Tereddütsüz yönetenler!

Kapatma kararı alırken içim sızladı diyen Başbakan..

Canlar gitti yürekler parçalandı, işyerleri kapatıldı, insanlar işlerini kaybetti. Okullar kapanmak zorunda kaldı, çocukların eğitim hakları ellerinden alındı, salgın korkusu insanları psikolojik sorunlarla  karşı karşıya bıraktı..

Devlet ortadan kayboldu.

Hükümet devlet kadrolarına yandaş atama derdine düştü.

Ve maalesef hala geldiğimiz durumun idraki içinde de değiller.

Başbakan Ersan Saner’in bu kararı içim sızlayarak aldım açıklamasından da anlaşılacağı gibi durumun ciddiyetinin hala farkında değiller.

Peki Sayın Saner’in içini sızlatan hangi kararmış?

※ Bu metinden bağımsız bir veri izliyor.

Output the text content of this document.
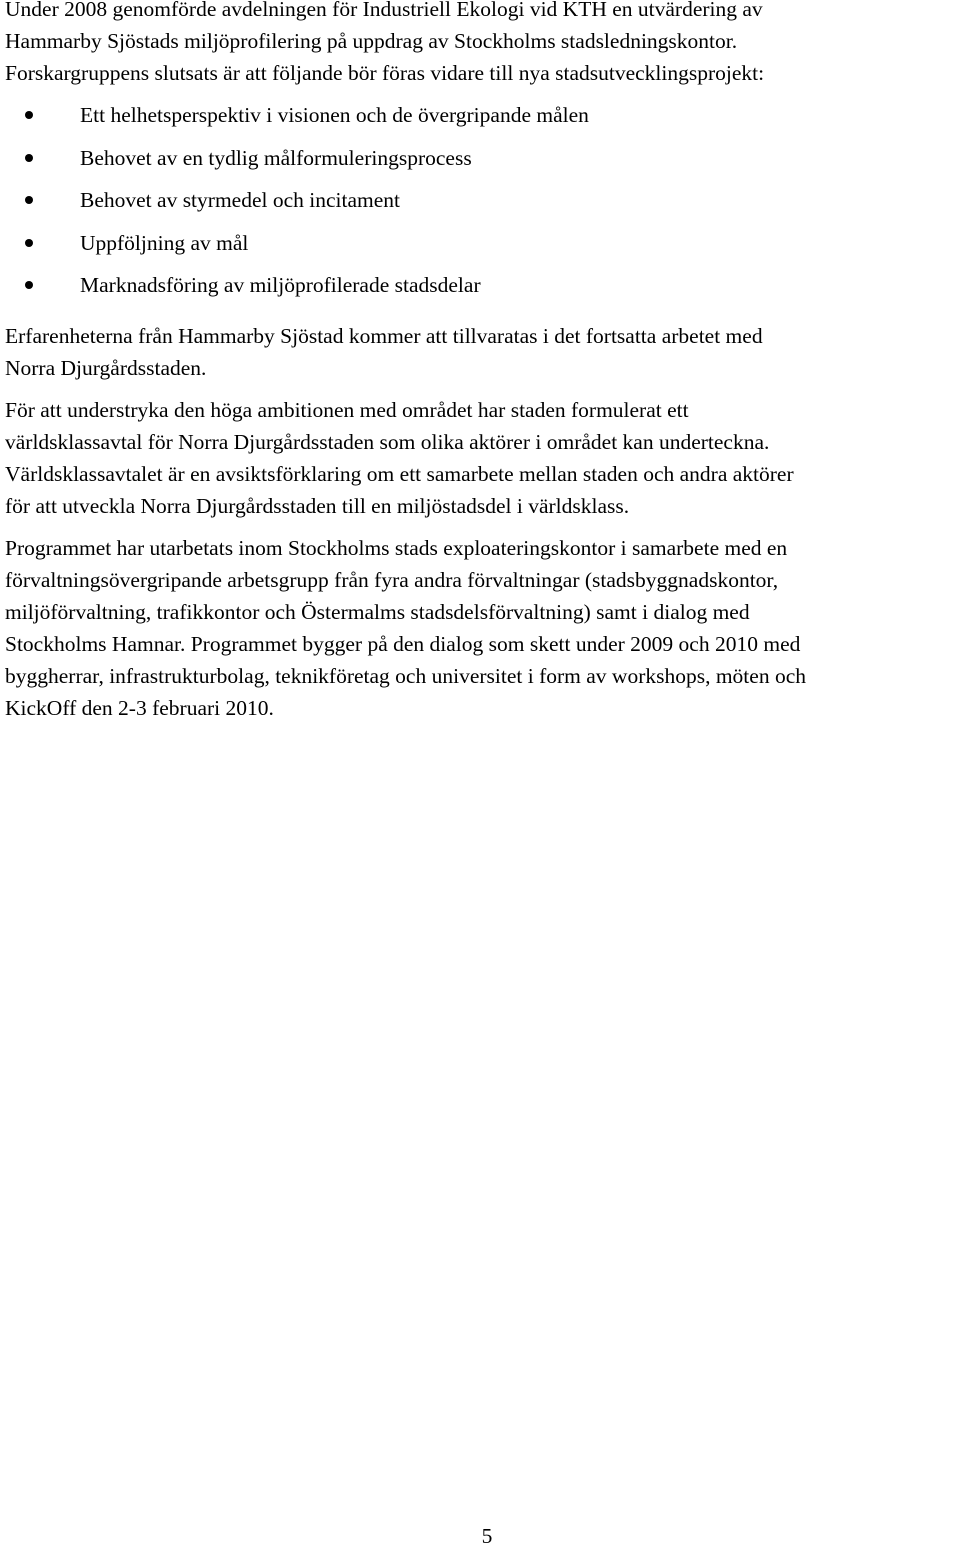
Under 2008 genomförde avdelningen för Industriell Ekologi vid KTH en utvärdering av
Hammarby Sjöstads miljöprofilering på uppdrag av Stockholms stadsledningskontor.
Forskargruppens slutsats är att följande bör föras vidare till nya stadsutvecklingsprojekt:

Ett helhetsperspektiv i visionen och de övergripande målen
Behovet av en tydlig målformuleringsprocess
Behovet av styrmedel och incitament
Uppföljning av mål
Marknadsföring av miljöprofilerade stadsdelar

Erfarenheterna från Hammarby Sjöstad kommer att tillvaratas i det fortsatta arbetet med
Norra Djurgårdsstaden.

För att understryka den höga ambitionen med området har staden formulerat ett
världsklassavtal för Norra Djurgårdsstaden som olika aktörer i området kan underteckna.
Världsklassavtalet är en avsiktsförklaring om ett samarbete mellan staden och andra aktörer
för att utveckla Norra Djurgårdsstaden till en miljöstadsdel i världsklass.

Programmet har utarbetats inom Stockholms stads exploateringskontor i samarbete med en
förvaltningsövergripande arbetsgrupp från fyra andra förvaltningar (stadsbyggnadskontor,
miljöförvaltning, trafikkontor och Östermalms stadsdelsförvaltning) samt i dialog med
Stockholms Hamnar. Programmet bygger på den dialog som skett under 2009 och 2010 med
byggherrar, infrastrukturbolag, teknikföretag och universitet i form av workshops, möten och
KickOff den 2-3 februari 2010.

5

Mağusa, İskele, Güzelyurt ve Lefke bölgelerinin de kapatılması kararı.

Peki neden?

Bu bölgelerde vaka yokmuş!

Bunu bir başbakan dile getiriyor.

Oysa bu ülkede en uzak mesafe 2 saat.

Küçük bir coğrafya burası.

Yani Girne’de olan bir salgının ya da Lefkoşa’da olan bir salgının Mağusa’ya, İskele’ye, Güzelyurt ve Lefke’ye gelme ihtimali çok yüksek.

Fakat Başbakan’a göre öyle değil.

Allah aşkına böyle bir şey olabilir mi?

Bu mümkün mü?

Elbette değil.

Nitekim Girne’den kalkıp Mağusa’ya  gelen pozitif bir taşıyıcının Mağusa’da temaslıları olduğunu hepimiz okuduk haber sayfalarında.

Dolayısıyla bu kadar şeyden sonra hala bir başbakan kalkıp bunları söyleyebiliyorsa hepimize çok geçmiş olsun diyorum..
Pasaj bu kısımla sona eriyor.